JAKARTA (IndoTelko) - Menteri Kominfo Johnny G. Plate mengaku tengah mempertimbangkan penggunaan teknologi Loon untuk menyediakan akses internet terutama untuk layanan pemerintah di daerah.
"Ada juga teknologi Loon, kita tengah mempertimbangkan dan mengkaji untuk memenuhi kebutuhan akses internet terutama untuk layanan pemerintah di daerah," paparnya seperti dikutip dari laman Kominfo (28/9).
Project Loon adalah inovasi penyediaan akses internet dengan mengandalkan penempatan balon-balon di udara yang diibaratkan seperti Base Transceiver Station (BTS).

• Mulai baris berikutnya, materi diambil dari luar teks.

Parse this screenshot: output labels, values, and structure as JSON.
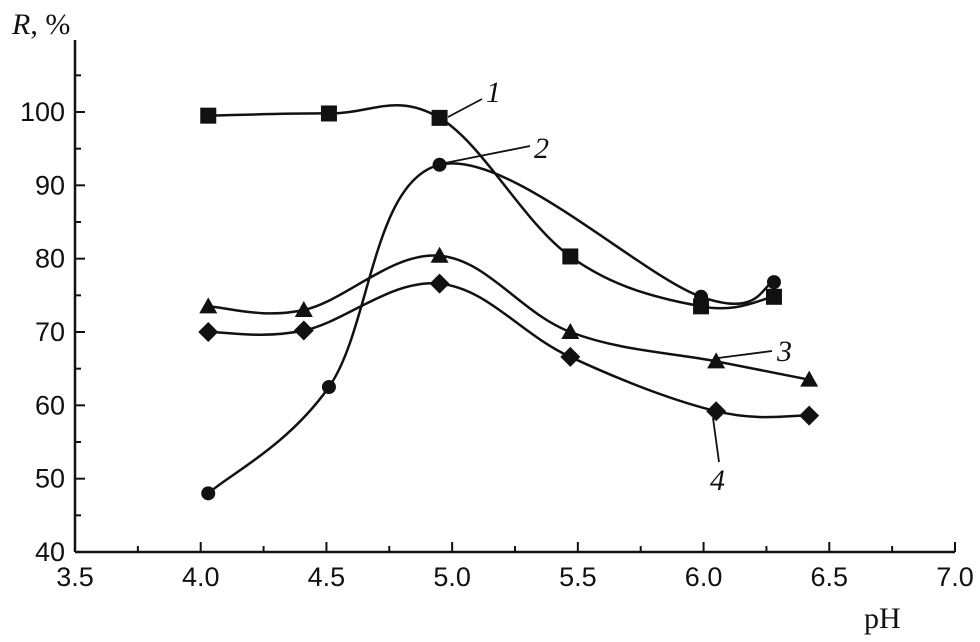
{
  "chart_data": {
    "type": "line",
    "xlabel": "pH",
    "ylabel_var": "R",
    "ylabel_unit": ", %",
    "xlim": [
      3.5,
      7.0
    ],
    "ylim": [
      40,
      100
    ],
    "xticks": [
      "3.5",
      "4.0",
      "4.5",
      "5.0",
      "5.5",
      "6.0",
      "6.5",
      "7.0"
    ],
    "yticks": [
      "40",
      "50",
      "60",
      "70",
      "80",
      "90",
      "100"
    ],
    "grid": false,
    "series": [
      {
        "name": "1",
        "marker": "square",
        "x": [
          4.03,
          4.51,
          4.95,
          5.47,
          5.99,
          6.28
        ],
        "y": [
          99.5,
          99.8,
          99.2,
          80.3,
          73.5,
          74.8
        ]
      },
      {
        "name": "2",
        "marker": "circle",
        "x": [
          4.03,
          4.51,
          4.95,
          5.99,
          6.28
        ],
        "y": [
          48.0,
          62.5,
          92.8,
          74.8,
          76.8
        ]
      },
      {
        "name": "3",
        "marker": "triangle",
        "x": [
          4.03,
          4.41,
          4.95,
          5.47,
          6.05,
          6.42
        ],
        "y": [
          73.5,
          73.0,
          80.4,
          70.0,
          66.0,
          63.5
        ]
      },
      {
        "name": "4",
        "marker": "diamond",
        "x": [
          4.03,
          4.41,
          4.95,
          5.47,
          6.05,
          6.42
        ],
        "y": [
          70.0,
          70.2,
          76.6,
          66.6,
          59.2,
          58.6
        ]
      }
    ]
  }
}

Inovasi Google ini dapat terbang selama 187 hari, dengan jarak tempuh lebih dari 17 km. Jarak antar balon ke balon untuk menghubungkan data sejauh 100 km, kapabilitas peluncuran 20 balon per hari, tingkat kecepatan navigasi mencapai 500 meter per detik.
Teknologi yang diusung Google sebenarnya sudah lama dikenal dengan High Altitude Platform Station (HAPS). Inovasi ini dipergunakan dalam dunia telekomunikasi wireless sebagai jalan tengah dari sistem komunikasi satelit dan terestrial (tower).
HAPS memanfaatkan lapisan Stratosphere untuk menempatkan sebuah atau beberapa pesawat (balon gas atau airplane type) pada ketinggian 20 km dari permukaan bumi dan selanjutnya digunakan sebagai wahana transmisi (broadcast, multicast, bidirectional) baik telekomunikasi, internet (acces atau backbone), TV berbayar serta juga Remote Sensing.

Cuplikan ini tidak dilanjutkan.